His next project will have him in the title role for a new bio-picture about New York punk legend Johnny Thunders. The part looks fitting for Ransone’s depth and sentiment, even if the New York of the ‘70s bears little in resemblance to the New York of today. And while there might be more than a few similarities between the whirlwind that was Thunders before he died and the young actor, when asked what initially sparked his interest in the film, Ransone says that he began where he often does, with a good story. “It has to be on the page first before a movie can really shine,” he says. “The script is the most important, because that is where the story is. And that’s all that movies are – an oral history of where we are at the present time. They are our cave paintings on the wall.”

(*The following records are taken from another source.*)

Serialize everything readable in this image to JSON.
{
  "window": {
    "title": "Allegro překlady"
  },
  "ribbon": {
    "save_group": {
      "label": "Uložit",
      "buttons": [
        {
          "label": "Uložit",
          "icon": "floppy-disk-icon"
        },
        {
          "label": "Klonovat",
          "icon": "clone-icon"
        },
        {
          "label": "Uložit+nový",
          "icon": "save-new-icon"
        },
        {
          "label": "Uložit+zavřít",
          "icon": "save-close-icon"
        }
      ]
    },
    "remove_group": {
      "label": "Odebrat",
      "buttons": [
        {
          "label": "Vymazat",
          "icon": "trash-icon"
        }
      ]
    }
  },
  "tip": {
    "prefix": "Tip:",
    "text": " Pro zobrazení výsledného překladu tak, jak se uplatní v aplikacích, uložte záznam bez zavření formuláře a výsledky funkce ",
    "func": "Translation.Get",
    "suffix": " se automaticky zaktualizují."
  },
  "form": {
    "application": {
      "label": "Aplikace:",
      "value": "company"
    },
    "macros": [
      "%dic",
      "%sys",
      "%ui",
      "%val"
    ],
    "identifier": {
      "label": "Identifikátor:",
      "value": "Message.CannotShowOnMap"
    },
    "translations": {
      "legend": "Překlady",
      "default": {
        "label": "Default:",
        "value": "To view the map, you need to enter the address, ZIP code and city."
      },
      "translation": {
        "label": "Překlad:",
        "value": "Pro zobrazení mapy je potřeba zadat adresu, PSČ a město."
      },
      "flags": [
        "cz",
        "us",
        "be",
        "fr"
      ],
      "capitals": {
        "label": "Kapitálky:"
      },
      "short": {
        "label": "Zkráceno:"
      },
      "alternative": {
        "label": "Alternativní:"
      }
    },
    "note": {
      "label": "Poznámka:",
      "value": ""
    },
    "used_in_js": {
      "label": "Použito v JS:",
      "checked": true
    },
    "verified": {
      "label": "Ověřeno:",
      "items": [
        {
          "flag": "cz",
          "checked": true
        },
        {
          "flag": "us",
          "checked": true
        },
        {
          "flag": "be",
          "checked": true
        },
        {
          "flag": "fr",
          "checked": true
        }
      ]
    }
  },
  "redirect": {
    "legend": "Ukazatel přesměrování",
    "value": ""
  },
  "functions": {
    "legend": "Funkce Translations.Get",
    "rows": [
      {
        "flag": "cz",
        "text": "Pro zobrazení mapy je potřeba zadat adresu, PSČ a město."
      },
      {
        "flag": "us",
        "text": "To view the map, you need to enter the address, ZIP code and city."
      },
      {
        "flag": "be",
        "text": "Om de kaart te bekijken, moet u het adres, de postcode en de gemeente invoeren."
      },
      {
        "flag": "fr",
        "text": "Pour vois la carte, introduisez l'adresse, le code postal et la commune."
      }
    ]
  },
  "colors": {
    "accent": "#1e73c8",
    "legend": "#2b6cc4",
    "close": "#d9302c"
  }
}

In the next 15 minutes we discuss the headaches of relationships, a sergeant in the 9th Precinct who is terrorizing the night life in New York, the brilliance of Martin Scorsese, the shining light of daytime TV that is Montel Williams and trade a few over-the-top Robert Evans impersonations. As the interview comes to an end and the recorder winds down to its last roll of tape, it’s nearly impossible not to wish Ransone well and tell him that you’ll be pulling for him on his arc towards up-and-coming stardom. Staying true to form, he quickly answers, “I’ve just been incredibly lucky but I don’t care if I have a trajectory, you know?” He sarcastically adds, “ If I can stay on the same keel that I have right now and have a steady path until the day that I’m an old man and I can become a fucking heroin addict when my kids are grown, then I will have lived a completely rich life.”